C.9 Concentrating Messy Making Along Infrastructure
Concentrating manufacturing activities that produce noise, dust, and problematic odours along infrastructure, minimises nuisances.
[Context] Just like manufacturing, infrastructure (roads, railways and canals) create disturbances in terms of noise and accessibility. Urban manufacturing can be concentrated along infrastructure to minimise nuisances. This is particularly relevant for businesses that depend on heavy transport and particularly those with production processes that are noisy or emit unpleasing odours or dust.
[Problem] Manufacturing is not the only activity that results in environmental nuisances. Infrastructure, such as roads or rail lines, can affect the quality of life of residents due to noise and emissions. When the externalities of making activities (noise, dust, vibrations, smells) enter in conflict with residents, manufacturers generally are forced to adapt or move. Environmental regulations in many countries impose limitations on where certain types of manufacturing can be located in relation to other land uses. Generally, as a result, industries are relegated to industrial neighbourhoods and pushed to the periphery of the city, away from housing, which in turn can make manufacturing less accessible to workers. In spite of the emergence of new, more quiet technologies such as additive manufacturing, some activities remain noisy. Building materials used in industrial structures tend to be cheap, lightweight and poorly insulate noise. The absence of R.2 Transparent Manufacturing and communication of manufacturing processes, leads to confusion and friction with concerned neighbours. This makes manufacturing next to infrastructure an ideal solution.
[Forces] While concentration of manufacturing makes perfect sense, housing remains a persistent conflict particularly for sites located along transport routes, as buildings can easily be insulated to deal with noise.
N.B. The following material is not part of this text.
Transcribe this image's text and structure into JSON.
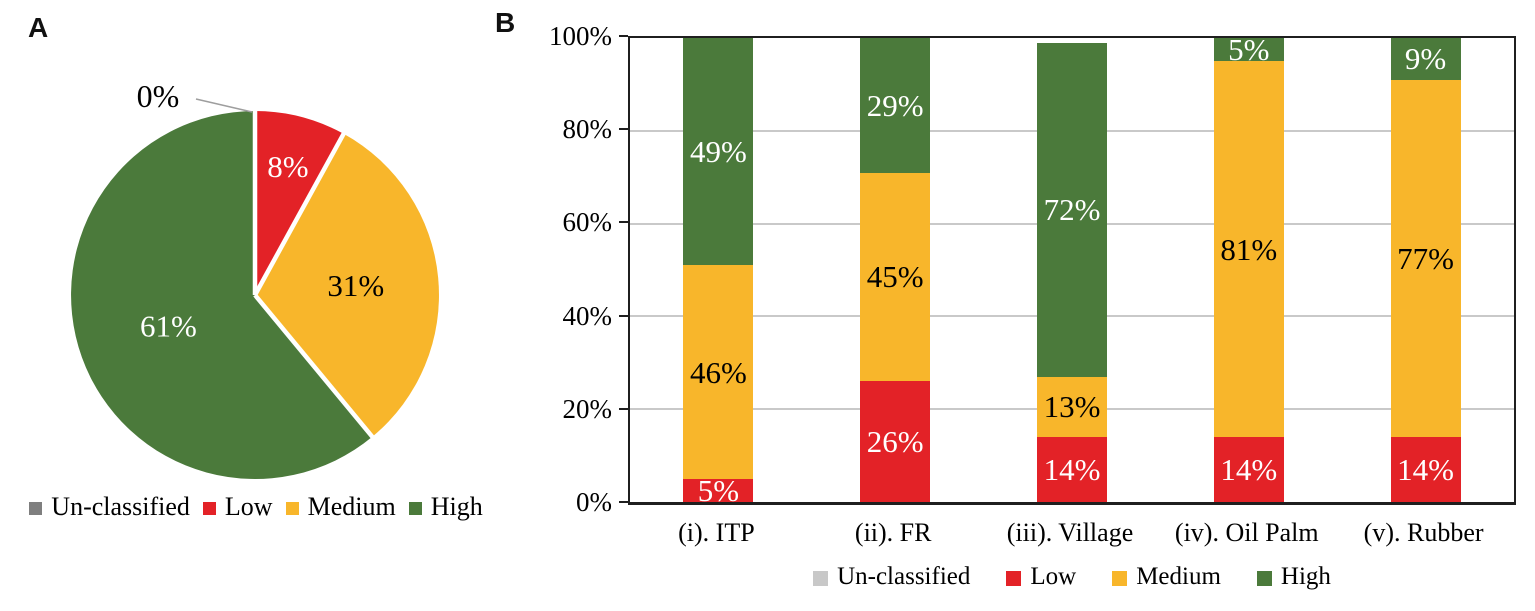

In many cases, this does not lead to ideal living conditions due to noise and transport related emissions but real estate mechanisms can be hard to halt. Public authorities can use manufacturing and effective C.10 Transition Zones to buffer noise and air quality issues, but this requires firm protection of industrial areas and sometimes political will to avoid housing.
[Solution] Where possible reduce nuisances by concentrating manufacturing along infrastructure. Focus first on the needs of city oriented heavy manufacturing to create C.7 Links to Transport Infrastructure for R.8 Moving Things Efficiently. Take advantage of edges, enclaves or drosscapes that are generated through large infrastructure that runs across urban regions and is secluded from the city and its surroundings. N.1 Taking Advantage of Place Conditions by design, could use these areas to host and protect large scale, ‘messy’ manufacturing. Infrastructure, particularly roads and rail, is also noisy, yet it will continue to be fundamental in cities. In fact, freedom to make noise and odours and operate on a 24 hour basis provides benefits for businesses. A R.3 Curator could help defining complementary forms of manufacturing that result in similar nuisances. Organising these businesses in C.10 Transition Zones could be done by N.9 Making Touches Making. Define a noise gradient away from the infrastructure, clustering compatible kinds of nuisances. Use C.2 Negotiated Qualities & Environmental Criteria to also open dialogue with manufacturers when it comes to locating proposed housing along noisy infrastructure or manufacturing activities. In more dense urban contexts, building design could help to attenuate noise and dust. As infrastructure is slow to change, manufacturers could be given R.9 Assured Security of Space by investing more in their factories, using sturdier and heavier materials with higher levels of noise insulation.
– Industrieweg (Gent, BE) shows how a street and a canal provide a buffer for manufacturers and industrial land.